Creating masked objects¶
Since the interface for is the same for all the classes defined in kuibit, we
will consider a TimeSeries
as an example.
To create a masked object, you first need to start from the clean version.
Suppose ts
is a TimeSeries
, there are multiple ways to return
a new object ts_masked
:
# Data is invalid when it is equal to 1
ts1 = ts.masked_equal(1)
# Data is invalid when it is larger than 2
ts2 = ts.masked_greater(2)
# Data is invalid when it is larger or equal than 3
ts3 = ts.masked_greater_equal(3)
# Data is invalid when it is between 4 and 5
ts4 = ts.masked_inside(4, 5)
# Data is invalid when it is NaN or inf
ts5 = ts.masked_invalid()
# Data is invalid when it is larger than 6
ts6 = ts.masked_less(6)
# Data is invalid when it is larger or equal than 7
ts7 = ts.masked_less_equal(7)
# Data is invalid when it is not 8
ts8 = ts.masked_not_equal(8)
# Data is invalid when it is outside the range (8,9)

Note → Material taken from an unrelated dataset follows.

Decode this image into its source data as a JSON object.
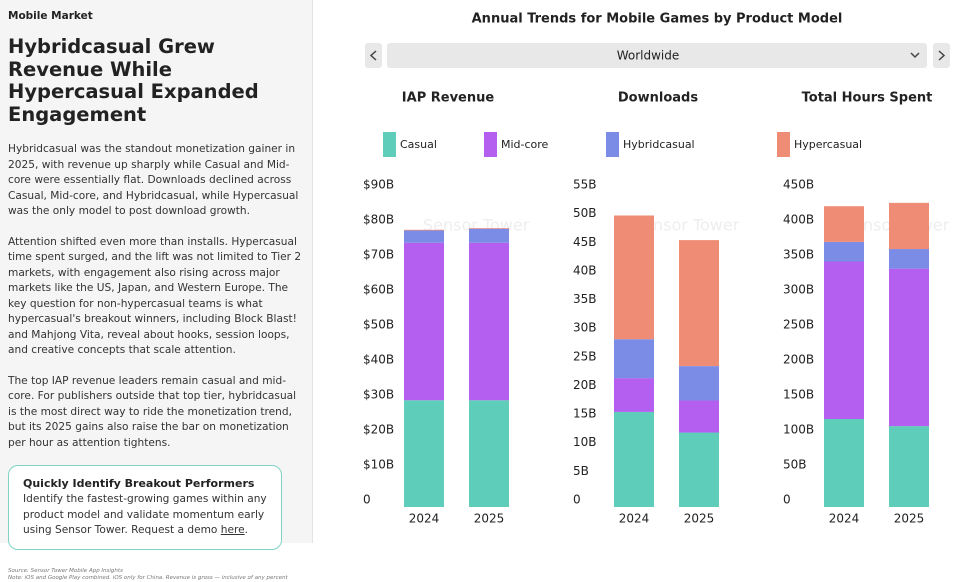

ts9 = ts.masked_outside(8, 9)
All these methods return new objects. Alternatively, it is possible to edit the
object in place using methods with the imperative form (e.g., mask_equal
instead
of masked_equal
).
The second way to create masked objects is by using the functions in
masks
, which contains methods for mathematical functions that are
defined on a domain. For instance, if you want to compute the natural logarithm
of some data, you can use the function masks.log()
, which automatically
applies a mask where the operation is not defined.
import kuibit.masks as ma
log_ts = ma.log(ts)
log_ts.is_masked() # => True
The method is_masked()
checks whether the object is masked or not.
When objects are masked, some methods become unavailable. For example, it is not
possible to compute splines or perform interpolations. For
TimeSeries
and FrequencySeries
, you can go around
this limitation by removing the invalid points with the methods
mask_remove()
or mask_removed()
. This is not possible with
grid data because we assume that the data is defined on regular grids.
Suppose you want to mask the atmosphere. You have your density variable rho
and you want to remove everything that is below 1e-8
, and you want to plot
the pressure press
. For that you would first construct a masked grid data
with rho
, and then apply the mask to press
:
masked_rho = rho.masked_less(1e-8)
masked_press = press.mask_applied(masked_rho.mask)
If you want to plot this with visualize_matplotlib
, you need to pay
attention that resampling erases mask information. Therefore, if you want to
plot the mask, you have to pass directly the UniformGridData
you
want to plot (and not HierarchicalGridData
).
Warning
We only mask the data, not the independent variable (e.g., the time in
TimeSeries
). If your computations required this variable to be
masked too, you should extract the mask array with the mask()
method and manually apply the mask.
Warning
Some methods will not work with masked data (e.g. splines and interpolation).
Therefore, resampling operations will not carry over the masks. You have to
apply the masks again. One instance in which this is important is plotting
with visualize_matplotlib
. Also, the save()
method
will discard the mask information.